La teoria gradualista ipotizza che l’evoluzione morfologica e quella culturale degli ominidi siano state parallele, graduali e uniformi, e che il linguaggio si sia evoluto progressivamente e lentamente alla stregua di un qualsiasi altro organo complesso.
Anche il linguaggio avrebbe dunque avuto un’evoluzione graduale e continua alla pari di tutti gli altri fattori di sviluppo culturale (pensiero figurativo, capacità manuale, organizzazione sociale, etc.).
La teoria del salto linguistico ipotizza invece che l’aumento della capacità cranica sia correlato non già a un potenziamento del linguaggio, quanto, più in generale, a un progressivo miglioramento delle capacità cognitive. Poi, ad un determinato stadio dell’evoluzione ominide, e probabilmente solo con la nostra specie, si avrebbe avuto l’emergere improvviso, in un tempo relativamente breve, di una nuova capacità di gestire le informazioni a livello superiore, che avrebbe avviato una sorta di esplosione culturale. In breve, si ipotizza che il linguaggio si sia instaurato in un tempo relativamente rapido come modulo di alto livello, sopra capacità cognitive già pienamente evolute. In questa seconda ipotesi il linguaggio assume un ruolo centrale: il suo emergere in forma moderna e completa  segnerebbe infatti la linea di discrimine fra le capacità cognitive primitive e quelle definitivamente moderne.

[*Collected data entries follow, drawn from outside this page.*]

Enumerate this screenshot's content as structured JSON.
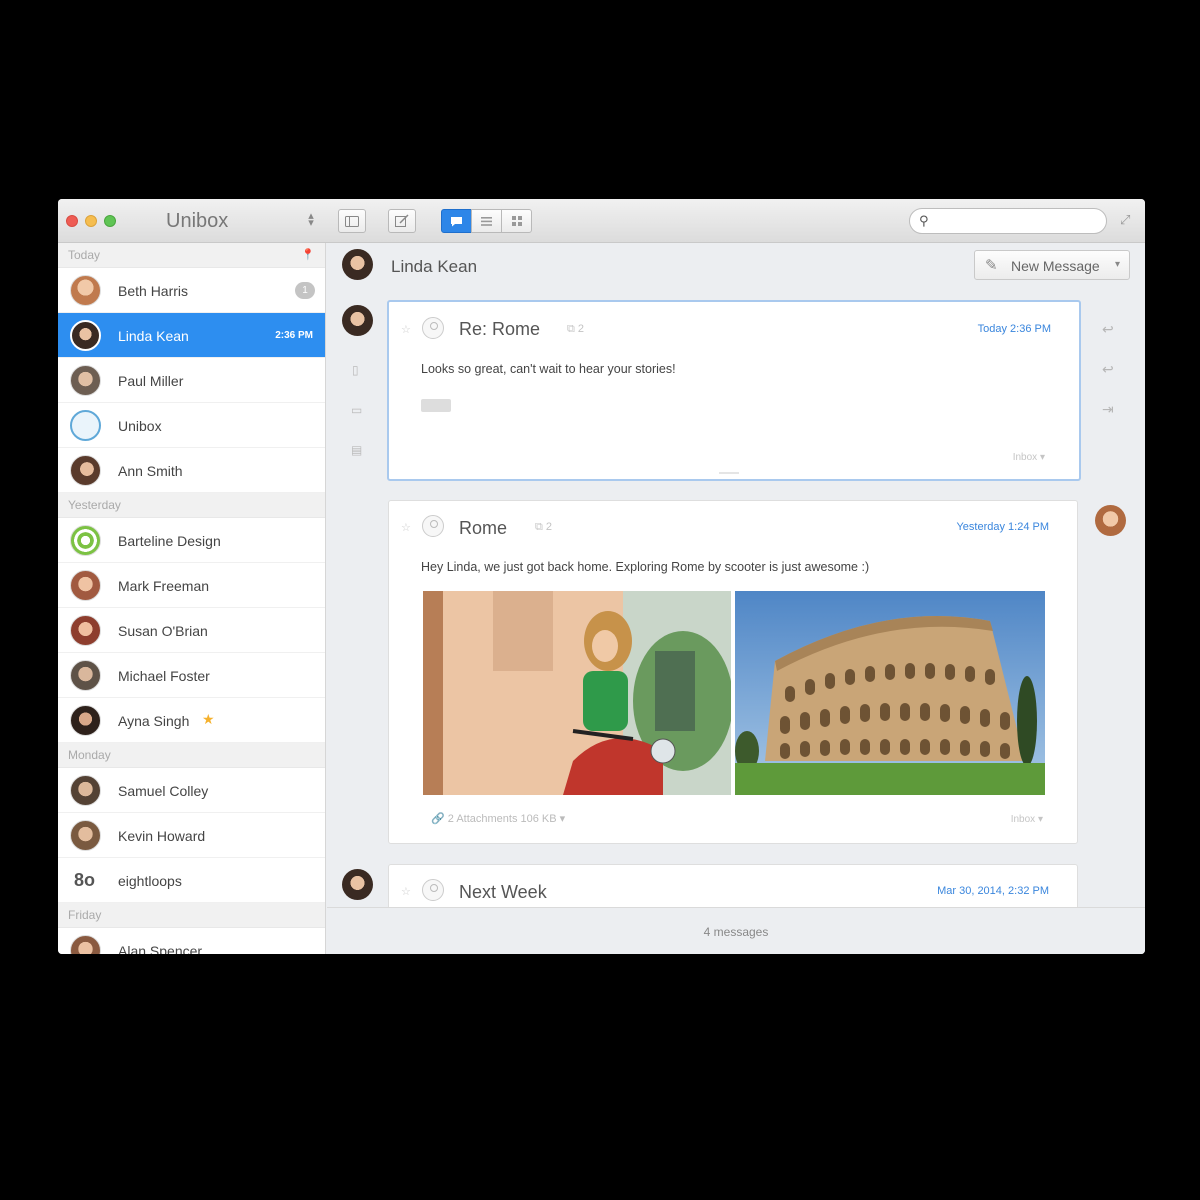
{
  "window": {
    "title": "Unibox"
  },
  "search": {
    "placeholder": "",
    "value": ""
  },
  "sidebar": {
    "sections": [
      {
        "label": "Today",
        "contacts": [
          {
            "name": "Beth Harris",
            "badge": "1",
            "avatar_color": "#c98a6c"
          },
          {
            "name": "Linda Kean",
            "time": "2:36 PM",
            "selected": true,
            "avatar_color": "#4a3a30"
          },
          {
            "name": "Paul Miller",
            "avatar_color": "#8a7a6a"
          },
          {
            "name": "Unibox",
            "avatar_color": "#5fa8d8"
          },
          {
            "name": "Ann Smith",
            "avatar_color": "#6b4a3a"
          }
        ]
      },
      {
        "label": "Yesterday",
        "contacts": [
          {
            "name": "Barteline Design",
            "avatar_color": "#7cc243"
          },
          {
            "name": "Mark Freeman",
            "avatar_color": "#b46a52"
          },
          {
            "name": "Susan O'Brian",
            "avatar_color": "#9a4a3a"
          },
          {
            "name": "Michael Foster",
            "avatar_color": "#7a6a5a"
          },
          {
            "name": "Ayna Singh",
            "starred": true,
            "avatar_color": "#3a2a22"
          }
        ]
      },
      {
        "label": "Monday",
        "contacts": [
          {
            "name": "Samuel Colley",
            "avatar_color": "#6a5848"
          },
          {
            "name": "Kevin Howard",
            "avatar_color": "#8c6a4e"
          },
          {
            "name": "eightloops",
            "logo": "8o"
          }
        ]
      },
      {
        "label": "Friday",
        "contacts": [
          {
            "name": "Alan Spencer",
            "avatar_color": "#a06a50"
          }
        ]
      }
    ]
  },
  "conversation": {
    "name": "Linda Kean",
    "new_message_label": "New Message",
    "messages": [
      {
        "subject": "Re: Rome",
        "thread_count": "2",
        "date": "Today 2:36 PM",
        "body": "Looks so great, can't wait to hear your stories!",
        "folder": "Inbox"
      },
      {
        "subject": "Rome",
        "thread_count": "2",
        "date": "Yesterday 1:24 PM",
        "body": "Hey Linda, we just got back home. Exploring Rome by scooter is just awesome :)",
        "attachments": "2 Attachments 106 KB",
        "folder": "Inbox"
      },
      {
        "subject": "Next Week",
        "date": "Mar 30, 2014, 2:32 PM"
      }
    ],
    "footer_count": "4 messages"
  },
  "colors": {
    "accent": "#2d8ef0",
    "date_link": "#3a86dd"
  }
}
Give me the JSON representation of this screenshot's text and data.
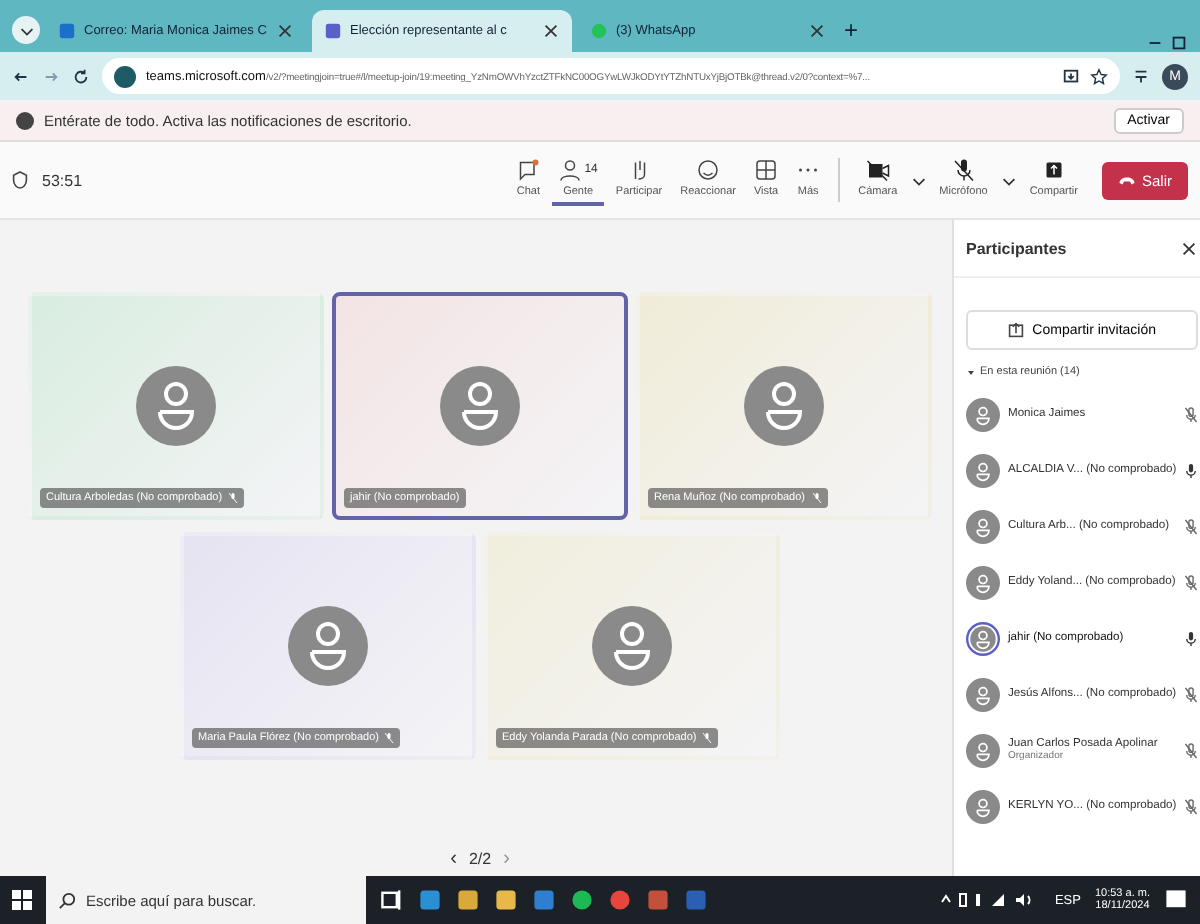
{
  "browser": {
    "tabs": [
      {
        "title": "Correo: Maria Monica Jaimes C",
        "selected": false
      },
      {
        "title": "Elección representante al c",
        "selected": true
      },
      {
        "title": "(3) WhatsApp",
        "selected": false
      }
    ],
    "new_tab": "+",
    "url_host": "teams.microsoft.com",
    "url_rest": "/v2/?meetingjoin=true#/l/meetup-join/19:meeting_YzNmOWVhYzctZTFkNC00OGYwLWJkODYtYTZhNTUxYjBjOTBk@thread.v2/0?context=%7...",
    "profile": "M"
  },
  "notification": {
    "text": "Entérate de todo. Activa las notificaciones de escritorio.",
    "button": "Activar"
  },
  "meeting": {
    "timer": "53:51",
    "people_count": "14",
    "controls": [
      {
        "kind": "chat",
        "label": "Chat",
        "selected": false
      },
      {
        "kind": "people",
        "label": "Gente",
        "selected": true
      },
      {
        "kind": "hand",
        "label": "Participar",
        "selected": false
      },
      {
        "kind": "react",
        "label": "Reaccionar",
        "selected": false
      },
      {
        "kind": "view",
        "label": "Vista",
        "selected": false
      },
      {
        "kind": "more",
        "label": "Más",
        "selected": false
      },
      {
        "kind": "camera",
        "label": "Cámara",
        "selected": false
      },
      {
        "kind": "mic",
        "label": "Micrófono",
        "selected": false
      },
      {
        "kind": "share",
        "label": "Compartir",
        "selected": false
      }
    ],
    "leave": "Salir"
  },
  "tiles": [
    {
      "name": "Cultura Arboledas (No comprobado)",
      "muted": true,
      "selected": false
    },
    {
      "name": "jahir (No comprobado)",
      "muted": false,
      "selected": true
    },
    {
      "name": "Rena Muñoz (No comprobado)",
      "muted": true,
      "selected": false
    },
    {
      "name": "Maria Paula Flórez (No comprobado)",
      "muted": true,
      "selected": false
    },
    {
      "name": "Eddy Yolanda Parada (No comprobado)",
      "muted": true,
      "selected": false
    }
  ],
  "pager": {
    "prev": "‹",
    "page": "2/2",
    "next": "›"
  },
  "panel": {
    "title": "Participantes",
    "share_button": "Compartir invitación",
    "section": "En esta reunión (14)",
    "participants": [
      {
        "name": "Monica Jaimes",
        "muted": true,
        "speaking": false
      },
      {
        "name": "ALCALDIA V... (No comprobado)",
        "muted": false,
        "speaking": false
      },
      {
        "name": "Cultura Arb... (No comprobado)",
        "muted": true,
        "speaking": false
      },
      {
        "name": "Eddy Yoland... (No comprobado)",
        "muted": true,
        "speaking": false
      },
      {
        "name": "jahir (No comprobado)",
        "muted": false,
        "speaking": true
      },
      {
        "name": "Jesús Alfons... (No comprobado)",
        "muted": true,
        "speaking": false
      },
      {
        "name": "Juan Carlos Posada Apolinar",
        "role": "Organizador",
        "muted": true,
        "speaking": false
      },
      {
        "name": "KERLYN YO... (No comprobado)",
        "muted": true,
        "speaking": false
      }
    ]
  },
  "taskbar": {
    "search_placeholder": "Escribe aquí para buscar.",
    "lang": "ESP",
    "time": "10:53 a. m.",
    "date": "18/11/2024"
  }
}
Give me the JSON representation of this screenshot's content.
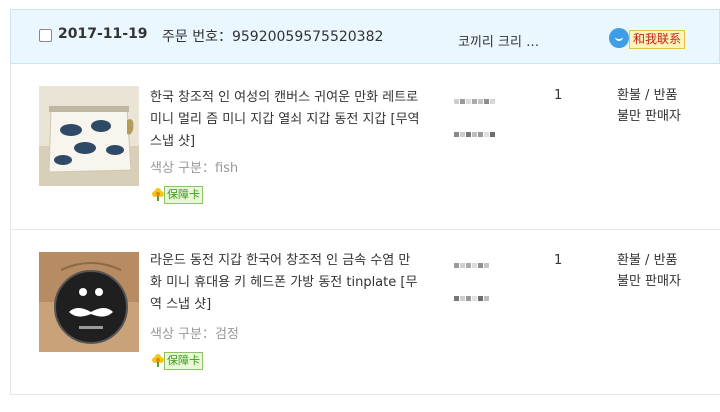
{
  "order": {
    "date": "2017-11-19",
    "order_number_label": "주문 번호：",
    "order_number": "95920059575520382",
    "seller_name": "코끼리 크리 …",
    "contact_label": "和我联系",
    "contact_icon": "chat-bubble-icon"
  },
  "items": [
    {
      "title": "한국 창조적 인 여성의 캔버스 귀여운 만화 레트로 미니 멀리 즘 미니 지갑 열쇠 지갑 동전 지갑 [무역 스냅 샷]",
      "variant": "색상 구분：fish",
      "guarantee_label": "保障卡",
      "quantity": "1",
      "action_refund": "환불 / 반품",
      "action_complaint": "불만 판매자"
    },
    {
      "title": "라운드 동전 지갑 한국어 창조적 인 금속 수염 만화 미니 휴대용 키 헤드폰 가방 동전 tinplate [무역 스냅 샷]",
      "variant": "색상 구분：검정",
      "guarantee_label": "保障卡",
      "quantity": "1",
      "action_refund": "환불 / 반품",
      "action_complaint": "불만 판매자"
    }
  ],
  "colors": {
    "header_bg": "#eaf7ff",
    "contact_text": "#c81d1d",
    "guarantee_text": "#3a9a1f"
  }
}
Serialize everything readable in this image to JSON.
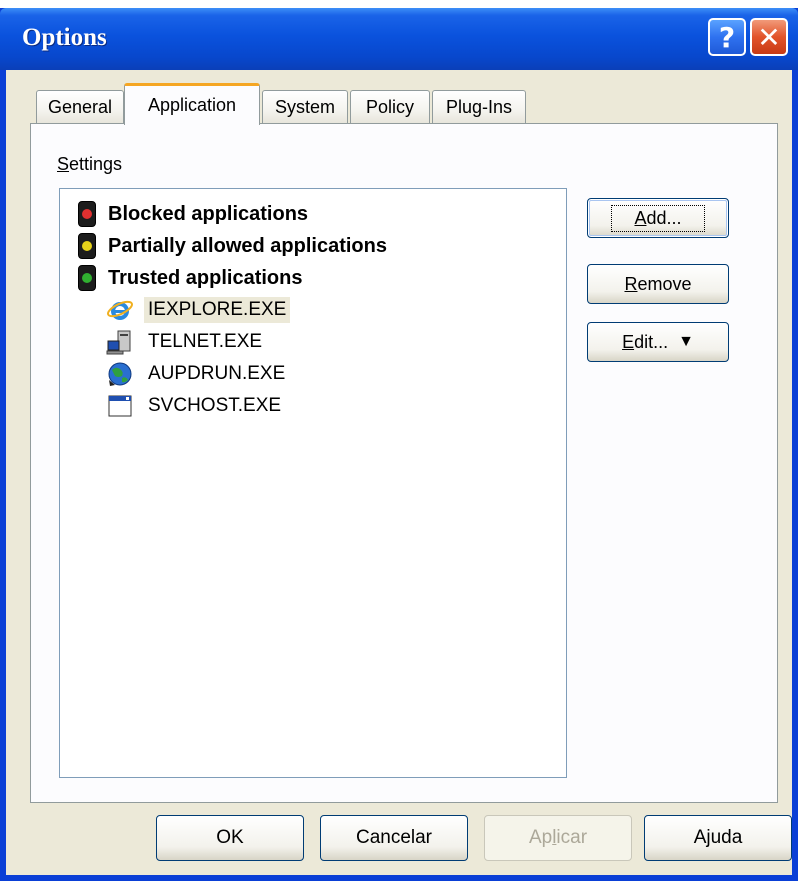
{
  "window": {
    "title": "Options"
  },
  "tabs": [
    {
      "label": "General"
    },
    {
      "label": "Application"
    },
    {
      "label": "System"
    },
    {
      "label": "Policy"
    },
    {
      "label": "Plug-Ins"
    }
  ],
  "active_tab": "Application",
  "settings": {
    "label_first": "S",
    "label_rest": "ettings"
  },
  "tree": {
    "groups": [
      {
        "label": "Blocked applications",
        "light_color": "#e03030",
        "icon": "red-traffic-light-icon"
      },
      {
        "label": "Partially allowed applications",
        "light_color": "#e6d21a",
        "icon": "yellow-traffic-light-icon"
      },
      {
        "label": "Trusted applications",
        "light_color": "#30b030",
        "icon": "green-traffic-light-icon"
      }
    ],
    "items": [
      {
        "label": "IEXPLORE.EXE",
        "icon": "internet-explorer-icon",
        "selected": true
      },
      {
        "label": "TELNET.EXE",
        "icon": "telnet-computer-icon",
        "selected": false
      },
      {
        "label": "AUPDRUN.EXE",
        "icon": "globe-update-icon",
        "selected": false
      },
      {
        "label": "SVCHOST.EXE",
        "icon": "application-window-icon",
        "selected": false
      }
    ]
  },
  "side_buttons": {
    "add": {
      "mnemonic": "A",
      "rest": "dd..."
    },
    "remove": {
      "mnemonic": "R",
      "rest": "emove"
    },
    "edit": {
      "mnemonic": "E",
      "rest": "dit...",
      "arrow": "▼"
    }
  },
  "bottom_buttons": {
    "ok": "OK",
    "cancel": "Cancelar",
    "apply_pre": "Ap",
    "apply_mnemonic": "l",
    "apply_post": "icar",
    "help": "Ajuda"
  },
  "colors": {
    "titlebar": "#0a52dd",
    "dialog_bg": "#ece9d8",
    "active_tab_accent": "#f5a623",
    "selection": "#ece9d8"
  }
}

Nella stima dell'encefalizzazione quel che più conta non è il valore assoluto delle dimensioni del cervello tra gli umani  ed i  parenti più prossimi, le grandi antropomorfe bensì, quanto la parte "residuale" di encefalo che, in rapporto alle dimensioni corporee, resta per cosi dire "libera" per lo sviluppo delle funzioni cognitive.
Senz'altro meglio dotato dal punto di vista della capacità encefalica, Homo Sapiens tuttavia non dà vita, per tutta la prima parte della sua esistenza. a nessuna "rivoluzione tecnologica". Ci si deve quindi domandare che cosa sia successo 30.000 anni fa, quando finalmente avviene il grande "salto cognitivo", e perchè mai l'esplosione culturale non corrisponda all'emergere di una nuova specie, bensì alla stabilizzazione mondiale di Homo sapiens moderno.